L’aumône, c’est-à-dire plus précisément la demande de nourriture que nous faisons de porte en porte, nous envoie auprès de tous les mains nues en vue d’offrir la paix et l’amour de Dieu en échange du pain. Nous demandons le pain avec le désir brûlant que, par cette demande, le Père ouvre le cœur de tous ses fils. C’est le Seigneur et Maître de la vie qui frappe lui-même à la porte et mendie l’amour. Cette demande du pain, très concrète et vitale, a également valeur symbolique pour demander à tous, de toutes nos forces, que les hommes deviennent des frères et qu’aucun d’entre eux ne soit laissé dans le besoin.
Nous ne menons pas une existence érémitique. Nous sommes envoyés comme communauté.

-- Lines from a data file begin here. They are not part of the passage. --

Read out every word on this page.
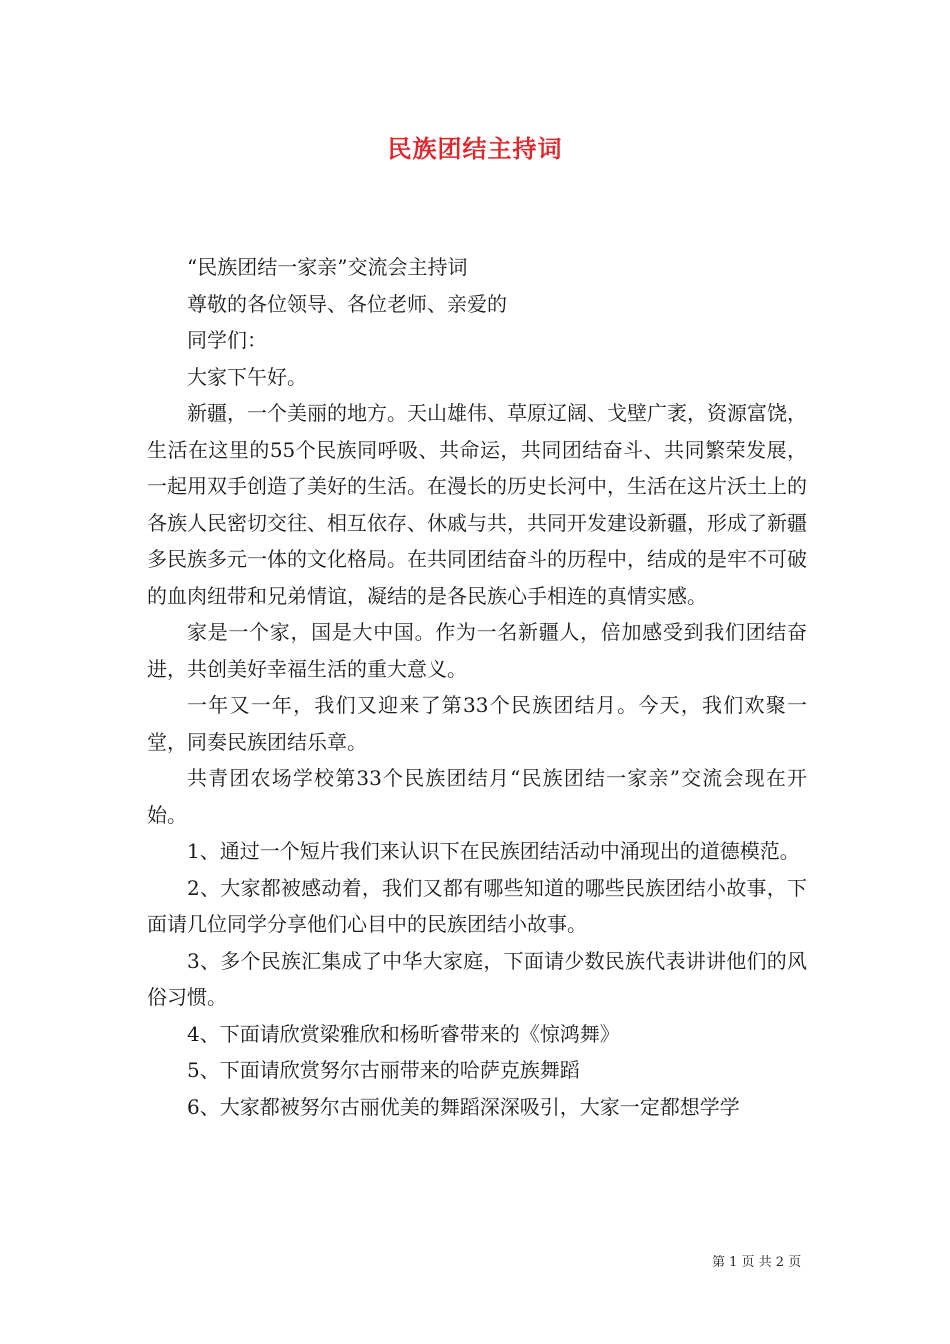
民族团结主持词

“民族团结一家亲”交流会主持词

尊敬的各位领导、各位老师、亲爱的

同学们：

大家下午好。

新疆，一个美丽的地方。天山雄伟、草原辽阔、戈壁广袤，资源富饶，生活在这里的55个民族同呼吸、共命运，共同团结奋斗、共同繁荣发展，一起用双手创造了美好的生活。在漫长的历史长河中，生活在这片沃土上的各族人民密切交往、相互依存、休戚与共，共同开发建设新疆，形成了新疆多民族多元一体的文化格局。在共同团结奋斗的历程中，结成的是牢不可破的血肉纽带和兄弟情谊，凝结的是各民族心手相连的真情实感。

家是一个家，国是大中国。作为一名新疆人，倍加感受到我们团结奋进，共创美好幸福生活的重大意义。

一年又一年，我们又迎来了第33个民族团结月。今天，我们欢聚一堂，同奏民族团结乐章。

共青团农场学校第33个民族团结月“民族团结一家亲”交流会现在开始。

1、通过一个短片我们来认识下在民族团结活动中涌现出的道德模范。

2、大家都被感动着，我们又都有哪些知道的哪些民族团结小故事，下面请几位同学分享他们心目中的民族团结小故事。

3、多个民族汇集成了中华大家庭，下面请少数民族代表讲讲他们的风俗习惯。

4、下面请欣赏梁雅欣和杨昕睿带来的《惊鸿舞》

5、下面请欣赏努尔古丽带来的哈萨克族舞蹈

6、大家都被努尔古丽优美的舞蹈深深吸引，大家一定都想学学

第 1 页 共 2 页
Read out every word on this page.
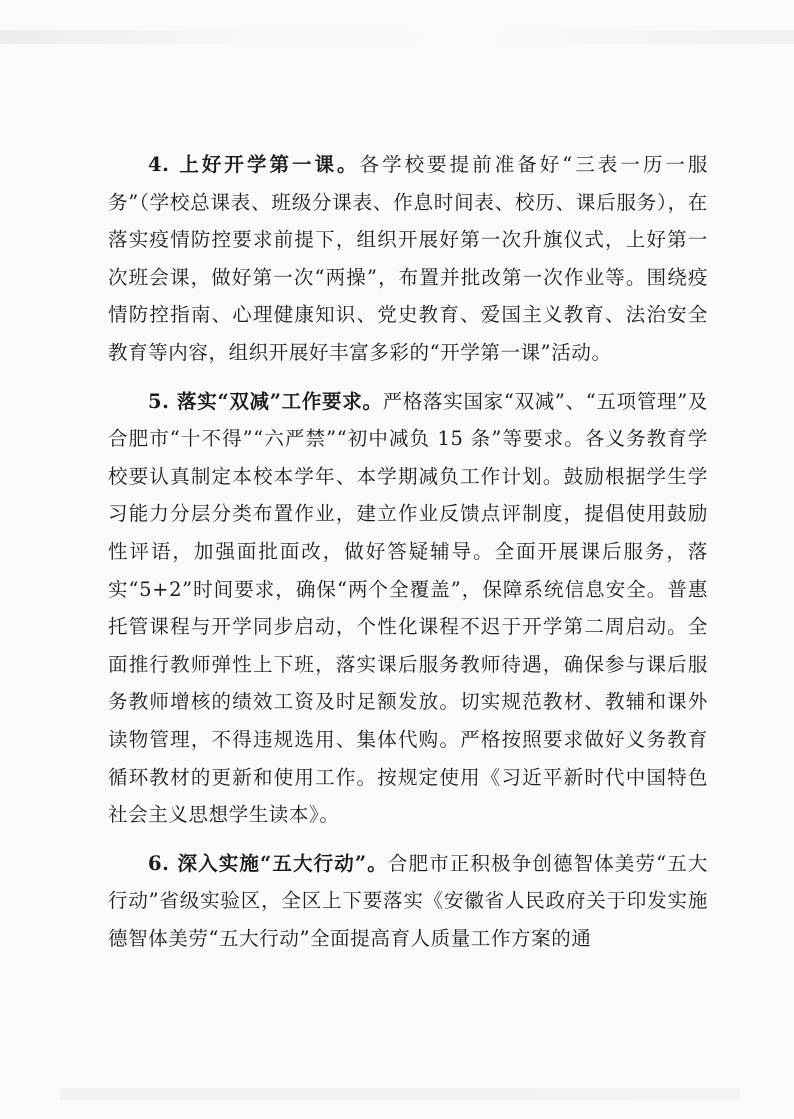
4. 上好开学第一课。各学校要提前准备好“三表一历一服务”（学校总课表、班级分课表、作息时间表、校历、课后服务），在落实疫情防控要求前提下，组织开展好第一次升旗仪式，上好第一次班会课，做好第一次“两操”，布置并批改第一次作业等。围绕疫情防控指南、心理健康知识、党史教育、爱国主义教育、法治安全教育等内容，组织开展好丰富多彩的“开学第一课”活动。

5. 落实“双减”工作要求。严格落实国家“双减”、“五项管理”及合肥市“十不得”“六严禁”“初中减负 15 条”等要求。各义务教育学校要认真制定本校本学年、本学期减负工作计划。鼓励根据学生学习能力分层分类布置作业，建立作业反馈点评制度，提倡使用鼓励性评语，加强面批面改，做好答疑辅导。全面开展课后服务，落实“5+2”时间要求，确保“两个全覆盖”，保障系统信息安全。普惠托管课程与开学同步启动，个性化课程不迟于开学第二周启动。全面推行教师弹性上下班，落实课后服务教师待遇，确保参与课后服务教师增核的绩效工资及时足额发放。切实规范教材、教辅和课外读物管理，不得违规选用、集体代购。严格按照要求做好义务教育循环教材的更新和使用工作。按规定使用《习近平新时代中国特色社会主义思想学生读本》。

6. 深入实施“五大行动”。合肥市正积极争创德智体美劳“五大行动”省级实验区，全区上下要落实《安徽省人民政府关于印发实施德智体美劳“五大行动”全面提高育人质量工作方案的通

Nous apprenons à vivre l’Évangile ensemble et à en porter ensemble le témoignage, plus par l’exemple que par la parole, comme le recommandait si fréquemment François à ses frères. Ainsi, la communauté est aussi, sinon d’abord, le lieu de la conversion. Les affrontements y sont fréquents, mais n’entament pas la volonté tenace de marcher ensemble dans la réconciliation et le pardon. Nous bâtissons cette communauté dans la prière, l’écoute de la Parole et des textes franciscains aussi bien que dans notre vie partagée avec les pauvres et tous ceux vers qui nous allons.
La rencontre, le partage de vie avec ceux qui sont dans une grande détresse du corps et de l’esprit sont déterminants dans cette vie pauvre, priante et fraternelle. Nous savons, avec le Christ, que le plus oublié, le plus méprisé et rejeté, le plus défiguré d’entre les hommes, celui qui nous fait honte et que nous refusons de voir est en même temps celui qui ressemble le plus au crucifié, à ce Dieu qui a en commun avec nous la chair et le sang.
Suivre le Christ, c’est donc aussi suivre les pauvres. Et là encore pas seulement de manière spirituelle, mais bel et bien aller vivre là où ils vivent. Demeurer parmi eux non pas d’abord pour changer leurs conditions d’existence – d’autres le font – mais pour attester de toutes nos forces et de tout notre regard – le regard du Christ sur la croix pour le larron – que par-dessus tout il y a l’amour. Nous voulons être là, au plus bas de la misère et de la détresse pour poser un regard amoureux afin de délier, de desceller l’angoisse et la culpabilité et affirmer : « Aujourd’hui tu seras avec moi dans le paradis ». Oui, réduit à une totale impuissance, au moment où il meurt entre deux hommes condamnés à mourir avec lui, le Christ affirme l’éternité de la vie en sa compagnie.
De ville en ville, de gares en centres d’hébergement pour sans-abri, dans les rues et sur les places, les maisons abandonnées et autres refuges d’où l’on est souvent chassé, dans tous les lieux de survie de ceux qui sont démunis de tout, voilà ce que nous avons reçu pour mission d’annoncer et de témoigner de la part de celui qui, pour nous, s’est fait pauvre en ce monde.
Toutefois, nous ne sommes pas envoyés seulement à ceux que la misère accable, mais nous allons vers tout homme afin de les appeler tous à la paix, à la fraternité, à la convivialité. Du fond de l’humanité, nous voulons faire monter la plainte et le cri des pauvres pour attendrir le cœur des hommes, pour rappeler la beauté et le prix de l’homme quelle que soit sa défiguration. Porter en nous-mêmes et au monde l’immense appel des pauvres à être reconnus et estimés comme humains, comme frères.
Ainsi, à écouter et reconnaître la misère de ceux que nous rejetons, nous pourrons entendre la voix de notre propre misère et, sauf endurcissement de notre part, les pauvres pourront devenir une grâce du Père pour nous réconcilier en profondeur avec nous-mêmes, avec les autres, avec la création tout entière.